I came up with this which seems to work but seems inefficient:
var
  i: Integer;
  j: Integer;
  iCollectionToDelete: string;
  iCollection: string;
  iFilename: string;
  iFilenameInOtherCollection: string;
  iFilesInOtherCollectionsStringList: TStringList;
begin
  iCollectionToDelete := ListBox1.Items[ListBox1.ItemIndex];
  { Set filtered to false to see all the records in the database }
  ClientDataSet1.Filtered := False;
  { Create a list of files not in the collection to be deleted }
  iFilesInOtherCollectionsStringList := TStringList.Create;
  try
    for i := 0 to ClientDataSet1.RecordCount - 1 do
    begin
       iCollection := ClientDataSet1.FieldByName('Collection').AsString;
       iFilename := ClientDataSet1.FieldByName('Filename').AsString;
       if iCollection <> iCollectionToDelete then
       begin
          iFilenameInOtherCollection := ClientDataSet1.FieldByName('Filename').AsString;
          iFilesInOtherCollectionsStringList.Add(iFilename);
       end;
       ClientDataSet1.Next;
    end;

    { Compare the iFilenameInOtherCollection with all the filenames in the
      dataset and if the iFilename is not in the other collection then
      erase the file }
    ClientDataSet1.First;
    for i := 0 to ClientDataSet1.RecordCount - 1 do
    begin
       iFilename := ClientDataSet1.FieldByName('Filename').AsString;
       ClientDataSet1.Next;
       for j := 0 to iFilesInOtherCollectionsStringList.Count - 1 do
       begin
          iFilenameInOtherCollection := iFilesInOtherCollectionsStringList[j];
          if iFilesInOtherCollectionsStringList.IndexOf(iFilename) = -1 then
            if FileExists(iFilename) then
             WindowsErase(handle, iFilename, False, False, False, False);
       end;
    end;
  finally
    iFilesInOtherCollectionsStringList.Free;
  end;
end;

My question is can this be made more efficient or is there a way to do the same thing using just TClientDataset methods?

Bill
  • 2,993
  • 5
  • 37
  • 71
  • Something like this ? `for i := 0 to FilenamesToKeep.Count - 1 do begin j := FilenamesToDelete.IndexOf(FilenamesToKeep[i]); if j>-1 then FilenamesToDelete.Delete(j); end;` – bummi Oct 28 '14 at 15:28
  • Perhaps the down-voter would care to explain ... – MartynA Oct 28 '14 at 21:09

2 Answers2

1

Just add iFilesInOtherCollectionsStringList.Sorted := True after you fill it. IndexOf will then use fast binary search instead of extremely slow one-by-one looping. Probably that will be enough for your purposes.

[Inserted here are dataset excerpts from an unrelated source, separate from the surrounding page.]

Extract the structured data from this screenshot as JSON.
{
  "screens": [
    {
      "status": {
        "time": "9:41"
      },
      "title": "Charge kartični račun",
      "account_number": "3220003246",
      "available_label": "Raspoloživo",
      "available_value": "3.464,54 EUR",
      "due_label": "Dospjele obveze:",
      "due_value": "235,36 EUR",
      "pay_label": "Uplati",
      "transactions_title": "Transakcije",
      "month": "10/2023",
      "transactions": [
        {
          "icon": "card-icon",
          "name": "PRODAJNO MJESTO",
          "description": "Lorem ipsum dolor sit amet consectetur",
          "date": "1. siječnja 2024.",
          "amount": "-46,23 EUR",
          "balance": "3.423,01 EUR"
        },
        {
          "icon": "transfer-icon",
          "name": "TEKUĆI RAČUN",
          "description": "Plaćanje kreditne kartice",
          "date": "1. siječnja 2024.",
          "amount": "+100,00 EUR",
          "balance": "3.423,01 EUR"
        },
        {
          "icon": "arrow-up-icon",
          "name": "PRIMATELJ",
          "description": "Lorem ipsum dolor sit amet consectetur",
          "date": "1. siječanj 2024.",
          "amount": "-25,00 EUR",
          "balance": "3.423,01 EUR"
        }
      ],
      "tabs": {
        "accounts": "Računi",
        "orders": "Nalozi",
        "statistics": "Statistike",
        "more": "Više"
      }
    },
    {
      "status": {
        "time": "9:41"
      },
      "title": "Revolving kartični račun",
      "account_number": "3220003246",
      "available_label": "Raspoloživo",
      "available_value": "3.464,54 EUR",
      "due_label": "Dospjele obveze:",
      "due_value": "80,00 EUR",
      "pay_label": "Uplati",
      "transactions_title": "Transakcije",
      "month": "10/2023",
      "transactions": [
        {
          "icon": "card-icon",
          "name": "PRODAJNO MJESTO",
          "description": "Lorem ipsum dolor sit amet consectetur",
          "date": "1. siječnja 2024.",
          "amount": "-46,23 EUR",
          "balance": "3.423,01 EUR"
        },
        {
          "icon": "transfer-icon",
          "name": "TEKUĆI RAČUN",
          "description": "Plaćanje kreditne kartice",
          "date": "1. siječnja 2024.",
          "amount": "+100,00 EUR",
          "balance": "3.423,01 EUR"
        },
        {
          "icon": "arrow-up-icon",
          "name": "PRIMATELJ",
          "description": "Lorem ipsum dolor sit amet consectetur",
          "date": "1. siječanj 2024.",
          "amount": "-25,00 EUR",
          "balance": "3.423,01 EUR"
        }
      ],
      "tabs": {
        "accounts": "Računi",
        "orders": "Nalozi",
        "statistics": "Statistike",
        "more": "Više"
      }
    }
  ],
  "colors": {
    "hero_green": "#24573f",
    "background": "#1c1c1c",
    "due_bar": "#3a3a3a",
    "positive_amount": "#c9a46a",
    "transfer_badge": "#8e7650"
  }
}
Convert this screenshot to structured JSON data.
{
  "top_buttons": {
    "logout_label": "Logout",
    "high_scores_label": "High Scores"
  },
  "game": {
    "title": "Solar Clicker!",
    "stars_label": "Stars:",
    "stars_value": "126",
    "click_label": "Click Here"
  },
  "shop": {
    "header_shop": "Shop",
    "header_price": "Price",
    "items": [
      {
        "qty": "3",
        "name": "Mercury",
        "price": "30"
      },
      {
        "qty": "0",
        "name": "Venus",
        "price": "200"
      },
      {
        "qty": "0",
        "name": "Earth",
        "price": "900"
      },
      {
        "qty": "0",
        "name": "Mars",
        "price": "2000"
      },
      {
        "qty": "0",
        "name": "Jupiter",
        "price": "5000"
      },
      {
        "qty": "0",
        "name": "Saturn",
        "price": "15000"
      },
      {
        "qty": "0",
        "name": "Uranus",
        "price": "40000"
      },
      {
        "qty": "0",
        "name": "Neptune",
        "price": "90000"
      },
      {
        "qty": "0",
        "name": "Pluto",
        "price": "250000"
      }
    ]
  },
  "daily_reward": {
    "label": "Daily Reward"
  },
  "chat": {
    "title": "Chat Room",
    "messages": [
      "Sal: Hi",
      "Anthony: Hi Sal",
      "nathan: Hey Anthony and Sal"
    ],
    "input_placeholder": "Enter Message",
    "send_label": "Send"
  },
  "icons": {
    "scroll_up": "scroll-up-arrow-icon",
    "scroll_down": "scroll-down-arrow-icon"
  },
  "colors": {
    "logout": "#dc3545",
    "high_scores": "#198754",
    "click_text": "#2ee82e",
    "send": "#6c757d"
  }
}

Another option is to prepare list-to-delete first and then launch a worker thread which will execute removal in the background. This will likely help because usually file operations much more slow than memory comparisons. You may check if it is the deletion that slows down your process by commenting out the WindowsErase line.

Fr0sT
  • 2,959
  • 2
  • 25
  • 18
  • 1
    +1 for two good suggestions. .Sorted := True is easily overlooked and trying to delete the file in the main thread will make it hang if some other process coincidentally has it open. – MartynA Oct 28 '14 at 21:07
  • @MartynA +1 for busy files case. – Fr0sT Oct 29 '14 at 07:10
1

Just for amusement, I thought I'd try doing this without using Stringlists at all, and instead use a couple of features of ClientDataSets, namely Filtering and the ability to copy data from one CDS to another in a single statement. It's quite a bit shorter than using stringlists and probably easier to maintain/modify/refactor as a result.

I've not benchmarked it against the Stringlist version but would be surprised if it were any faster, because it depends on TClientDataSet.Locate, which is not a particularly efficient operation even when working against an indexed field.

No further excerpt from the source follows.